Performance DECREASE with tensorRT under onnxruntime, pt2

Hi All,

I originally posted this back in January, but when a response in March came I wasn’t in a position to update/respond. Now I am!

I’m working on putting an onnx format image classifier NN model (inception) on a Jetson Xavier AGX (w/ Jetpack 4.6). I’ve gotten it to work with onnxruntime in a docker container with CUDAExecutionProvider and TensorrtExecutionProvider providers.

I was expecting a speed-up from using TensorRT with my models. Instead I’m seeing a significant (15x) slowdown. What am I missing?

The following runs show the seconds it took to run an inception_v4 model on 100 images using CUDAExecutionProvider and TensorrtExecutionProvider respectively. The models were trained and converted to onnx using pytorch on a different computer (can be provided on request). The following runs are executed through docker on the Jetson AGX device in MAXN mode.
Using JTop I can see that with CUDAExecutionProvider the GPU is always fully engaged, and with TensorrtExecutionProvider the GPU is intermittently engaged, like it’s sputtering.

        inception_v4
CUDA             16s
TRT             254s

So the best speed I’m getting is ~6img/sec. Shouldn’t I be able to crank out more frames per seconds? What’s holding up the processing.

I’ve attached a zip of the project directory.

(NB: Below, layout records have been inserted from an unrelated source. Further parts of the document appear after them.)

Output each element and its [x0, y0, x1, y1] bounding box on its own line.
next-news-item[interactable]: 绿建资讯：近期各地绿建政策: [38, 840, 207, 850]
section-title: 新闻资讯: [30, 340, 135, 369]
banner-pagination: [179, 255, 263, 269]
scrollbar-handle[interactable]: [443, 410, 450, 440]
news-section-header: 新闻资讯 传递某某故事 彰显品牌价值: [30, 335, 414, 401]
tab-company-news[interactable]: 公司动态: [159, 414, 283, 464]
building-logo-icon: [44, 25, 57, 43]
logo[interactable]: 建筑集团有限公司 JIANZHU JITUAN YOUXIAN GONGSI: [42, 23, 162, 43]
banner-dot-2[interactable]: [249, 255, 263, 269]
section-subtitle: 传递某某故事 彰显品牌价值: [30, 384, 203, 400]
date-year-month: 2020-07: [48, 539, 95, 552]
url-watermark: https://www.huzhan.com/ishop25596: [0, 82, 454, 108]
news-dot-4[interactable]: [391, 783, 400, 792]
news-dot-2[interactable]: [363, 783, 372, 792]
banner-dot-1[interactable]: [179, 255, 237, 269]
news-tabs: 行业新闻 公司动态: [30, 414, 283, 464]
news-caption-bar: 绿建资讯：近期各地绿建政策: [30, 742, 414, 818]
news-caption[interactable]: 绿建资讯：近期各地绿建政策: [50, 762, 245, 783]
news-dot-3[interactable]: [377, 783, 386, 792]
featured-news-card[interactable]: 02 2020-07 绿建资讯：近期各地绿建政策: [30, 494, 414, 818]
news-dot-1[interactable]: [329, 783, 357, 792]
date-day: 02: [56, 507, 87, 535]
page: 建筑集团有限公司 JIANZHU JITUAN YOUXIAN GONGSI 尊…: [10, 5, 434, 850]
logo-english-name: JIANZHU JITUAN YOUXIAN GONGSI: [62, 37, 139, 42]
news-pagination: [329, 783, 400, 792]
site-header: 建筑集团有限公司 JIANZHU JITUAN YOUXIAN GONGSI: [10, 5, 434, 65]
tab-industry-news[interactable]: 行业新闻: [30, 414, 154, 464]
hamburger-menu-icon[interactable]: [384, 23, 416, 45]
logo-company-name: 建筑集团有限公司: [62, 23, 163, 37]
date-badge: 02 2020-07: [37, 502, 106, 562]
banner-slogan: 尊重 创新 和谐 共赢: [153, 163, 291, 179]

NOT included in the zip is the JetsonZoo onnxruntime_gpu-1.11.0-cp36-cp36m-linux_aarch64 wheel and the image data (“app/testdata/testset/” from run_job.sh).

The classifier can be forced to use cuda or trt by editing the run_job.sh file.
If there’s content you need to get into the specifics, let me know!
Thanks for your help!

jetsonproject_2022-04-20.zip (72.9 MB)

1 Like

Hi,

Thanks for reporting this.

We are going to reproduce this issue internally.
Will share more information with you later.

Thanks.

Hi,

The latency comes from TensorRT converting the ONNX model into a TRT engine.
If you serialize the engine file, you don’t need to do the conversion next time.

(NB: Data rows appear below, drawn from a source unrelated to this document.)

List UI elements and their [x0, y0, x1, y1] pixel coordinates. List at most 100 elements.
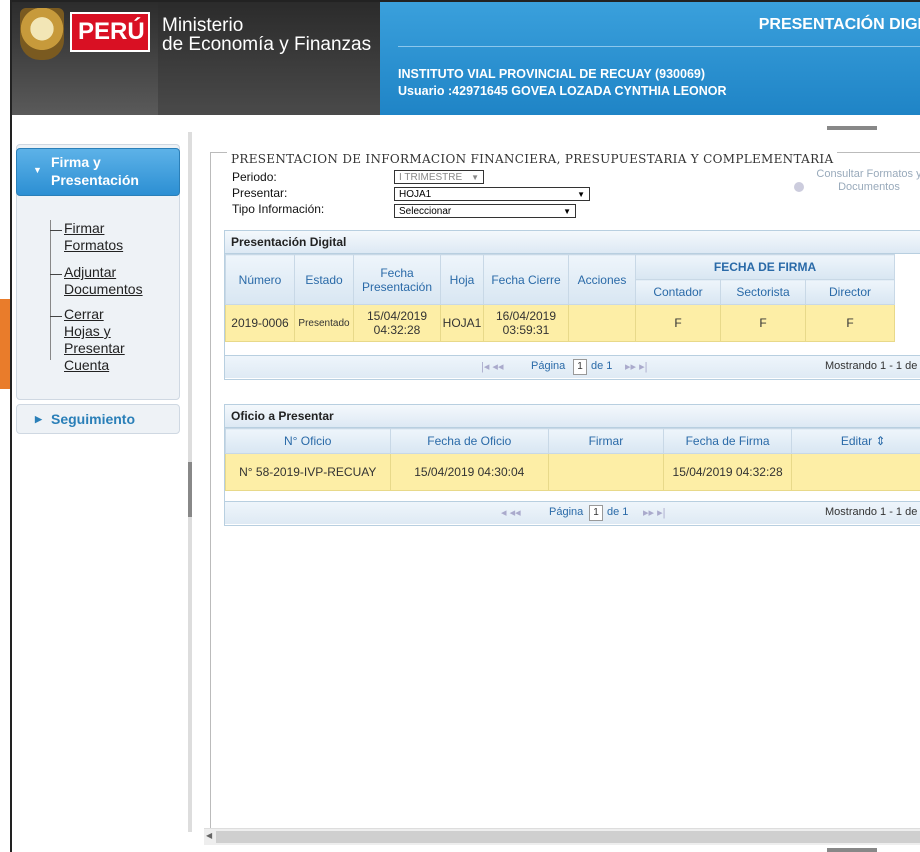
col-editar[interactable]: Editar ⇕ — [791, 428, 920, 454]
page-title: PRESENTACIÓN DIGI — [758, 16, 920, 33]
col-numero[interactable]: Número — [225, 254, 295, 305]
col-sectorista[interactable]: Sectorista — [720, 279, 806, 305]
presentar-select[interactable]: HOJA1 ▼ — [394, 187, 590, 201]
col-fecha-cierre[interactable]: Fecha Cierre — [483, 254, 569, 305]
item-label: Presentar — [64, 340, 125, 356]
table-row[interactable]: N° 58-2019-IVP-RECUAY 15/04/2019 04:30:0… — [225, 453, 920, 491]
browser-frame: PERÚ Ministerio de Economía y Finanzas P… — [10, 0, 920, 852]
pager-prev-icon[interactable]: ◂ ◂◂ — [501, 506, 521, 519]
cell-acciones[interactable] — [568, 304, 636, 342]
col-fecha-presentacion[interactable]: Fecha Presentación — [353, 254, 441, 305]
col-firmar[interactable]: Firmar — [548, 428, 664, 454]
col-contador[interactable]: Contador — [635, 279, 721, 305]
presentar-value: HOJA1 — [399, 189, 432, 200]
pager-total: de 1 — [591, 360, 613, 372]
ministry-line2: de Economía y Finanzas — [162, 34, 372, 55]
ministry-name: Ministerio de Economía y Finanzas — [158, 16, 371, 54]
item-label: Formatos — [64, 237, 124, 253]
scrollbar-thumb[interactable] — [216, 831, 920, 843]
sidebar-item-cerrar-hojas[interactable]: Cerrar Hojas y Presentar Cuenta — [64, 306, 125, 374]
header-divider — [398, 46, 920, 47]
col-acciones[interactable]: Acciones — [568, 254, 636, 305]
pager-next-icon[interactable]: ▸▸ ▸| — [643, 506, 665, 519]
item-label: Cerrar — [64, 306, 104, 322]
item-label: Adjuntar — [64, 264, 117, 280]
ministry-line1: Ministerio — [162, 15, 244, 36]
col-hoja[interactable]: Hoja — [440, 254, 484, 305]
cell-estado: Presentado — [294, 304, 354, 342]
grid-title: Oficio a Presentar — [225, 405, 920, 428]
cell-hoja: HOJA1 — [440, 304, 484, 342]
tipo-informacion-select[interactable]: Seleccionar ▼ — [394, 204, 576, 218]
pager-label: Página — [531, 360, 566, 372]
cell-oficio: N° 58-2019-IVP-RECUAY — [225, 453, 391, 491]
dropdown-arrow-icon: ▼ — [563, 207, 571, 216]
pager-prev-icon[interactable]: |◂ ◂◂ — [481, 360, 503, 373]
cell-line: 16/04/2019 — [495, 309, 557, 323]
sidebar-item-firmar-formatos[interactable]: Firmar Formatos — [64, 220, 123, 254]
item-label: Firmar — [64, 220, 105, 236]
page-input[interactable]: 1 — [573, 359, 587, 375]
cell-firmar[interactable] — [548, 453, 664, 491]
expanded-arrow-icon: ▼ — [33, 165, 42, 175]
institution-name: INSTITUTO VIAL PROVINCIAL DE RECUAY (930… — [398, 67, 706, 81]
horizontal-scrollbar[interactable]: ◀ — [204, 828, 920, 845]
grid-pager: ◂ ◂◂ Página 1 de 1 ▸▸ ▸| Mostrando 1 - 1… — [225, 501, 920, 524]
session-info: INSTITUTO VIAL PROVINCIAL DE RECUAY (930… — [398, 66, 727, 100]
page-input[interactable]: 1 — [589, 505, 603, 521]
tree-tick — [50, 274, 62, 275]
pager-status: Mostrando 1 - 1 de — [825, 506, 918, 518]
pager-status: Mostrando 1 - 1 de — [825, 360, 918, 372]
sort-icon: ⇕ — [875, 434, 886, 448]
sidebar-section-firma[interactable]: ▼ Firma y Presentación — [16, 148, 180, 196]
periodo-label: Periodo: — [232, 170, 277, 184]
col-fecha-de-firma: FECHA DE FIRMA — [635, 254, 895, 280]
col-estado[interactable]: Estado — [294, 254, 354, 305]
cell-line: 15/04/2019 — [366, 309, 428, 323]
presentacion-digital-grid: Presentación Digital Número Estado Fecha… — [224, 230, 920, 380]
cell-numero: 2019-0006 — [225, 304, 295, 342]
cell-editar[interactable] — [791, 453, 920, 491]
oficio-grid: Oficio a Presentar N° Oficio Fecha de Of… — [224, 404, 920, 526]
col-fecha-oficio[interactable]: Fecha de Oficio — [389, 428, 550, 454]
header-line: Fecha — [380, 265, 414, 280]
pager-next-icon[interactable]: ▸▸ ▸| — [625, 360, 647, 373]
consult-line1: Consultar Formatos y — [816, 168, 920, 180]
col-fecha-firma[interactable]: Fecha de Firma — [662, 428, 793, 454]
peru-logo: PERÚ — [70, 12, 150, 52]
cell-director: F — [805, 304, 895, 342]
table-row[interactable]: 2019-0006 Presentado 15/04/2019 04:32:28… — [225, 304, 895, 342]
ministry-reflection — [22, 82, 26, 100]
item-label: Cuenta — [64, 357, 110, 373]
tree-line — [50, 220, 51, 360]
consultar-formatos-button[interactable]: Consultar Formatos y Documentos — [774, 168, 920, 210]
sidebar-item-adjuntar-documentos[interactable]: Adjuntar Documentos — [64, 264, 143, 298]
section-label-line2: Presentación — [51, 172, 139, 188]
header-line: Presentación — [361, 279, 433, 294]
pager-label: Página — [549, 506, 584, 518]
cell-sectorista: F — [720, 304, 806, 342]
sidebar-section-seguimiento[interactable]: ▶ Seguimiento — [16, 404, 180, 434]
info-icon — [794, 182, 804, 192]
pager-total: de 1 — [607, 506, 629, 518]
app-header: PERÚ Ministerio de Economía y Finanzas P… — [12, 2, 920, 115]
scroll-left-icon[interactable]: ◀ — [206, 831, 212, 840]
cell-fecha-presentacion: 15/04/2019 04:32:28 — [353, 304, 441, 342]
periodo-select[interactable]: I TRIMESTRE ▼ — [394, 170, 484, 184]
tree-tick — [50, 230, 62, 231]
tree-tick — [50, 316, 62, 317]
collapsed-arrow-icon: ▶ — [35, 414, 42, 424]
cell-contador: F — [635, 304, 721, 342]
user-name: Usuario :42971645 GOVEA LOZADA CYNTHIA L… — [398, 84, 727, 98]
section-label-line1: Firma y — [51, 154, 101, 170]
cell-fecha-cierre: 16/04/2019 03:59:31 — [483, 304, 569, 342]
oficio-table: N° Oficio Fecha de Oficio Firmar Fecha d… — [225, 428, 920, 491]
splitter-handle[interactable] — [188, 462, 192, 517]
col-oficio[interactable]: N° Oficio — [225, 428, 391, 454]
col-director[interactable]: Director — [805, 279, 895, 305]
editar-label: Editar — [840, 434, 873, 448]
cell-fecha-oficio: 15/04/2019 04:30:04 — [389, 453, 550, 491]
dropdown-arrow-icon: ▼ — [471, 173, 479, 182]
presentacion-table: Número Estado Fecha Presentación Hoja Fe… — [225, 254, 895, 342]
item-label: Documentos — [64, 281, 143, 297]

We can get much better performance by loading the engine file directly.
Please note that you can use the fp16 or int8 mode to optimize the inference further.

For example:
https://onnxruntime.ai/docs/execution-providers/TensorRT-ExecutionProvider.html

$ export ORT_TENSORRT_ENGINE_CACHE_ENABLE=1
$ export ORT_TENSORRT_CACHE_PATH=./engine
$ python3 main.py models/20220115_Jan2022_NES21__1_iv4.FP16.onnx data/ --classfile models/20220115_Jan2022_NES21__1_iv4.FP16.classes --mode trt
2022-04-22 13:57:08.278362090 [W:onnxruntime:Default, tensorrt_execution_provider.h:53 log] [2022-04-22 05:57:08 WARNING] /home/onnxruntime/onnxruntime-py36/cmake/external/onnx-tensorrt/onnx2trt_utils.cpp:364: Your ONNX model has been generated with INT64 weights, while TensorRT does not natively support INT64. Attempting to cast down to INT32.
['Copepod_nauplii', 'Copepod_nauplii', 'Copepod_nauplii', 'Copepod_nauplii', 'Copepod_nauplii', 'Copepod_nauplii', 'Copepod_nauplii', 'Copepod_nauplii', 'Copepod_nauplii', 'Copepod_nauplii']
Final Summary: 10 imgs in 6.2053 secs IE 1.6 img/s

Thanks.

Hi AastaLLL,

This solved my issue! Using a pre-built engine almost doubles the images-per-seconds vs. using CUDA.

Thank you for your guidance!

@AastaLLL Thanks for helping us with this. The use of the cached engine has improved our inference throughput.

However, we are still seeing that ONNXRuntime with the TensorRT execution provider is performing much worse than using TensorRT directly (i.e., when benchmarked via the trtexec or polygraphy tools) on the Jetson Xavier AGX.

In comparing the TRT engines produced by TensorRT when invoked directly or via ONNX Runtime, I find that they have very similar performance.

Yet when I compare ONNXRT+TRT vs TRT directly, with pre-built engines, I see a large performance gap, 30% or more.

Therefore I suspect the performance loss is caused by the ONNX Runtime API itself adding overhead. Has your team ever seen this? Is there any way to figure out what part of the pipeline is causing it?

The model I am testing with is a standard Inception v3 model in ONNX format (exported with PyTorch). All testing was done using the polygraphy tool.

I filed an issue describing our setup here: Lower performance on Inceptionv3/4 model with TensorRT EP than TensorRT directly · Issue #11356 · microsoft/onnxruntime · GitHub

This topic was automatically closed 14 days after the last reply. New replies are no longer allowed.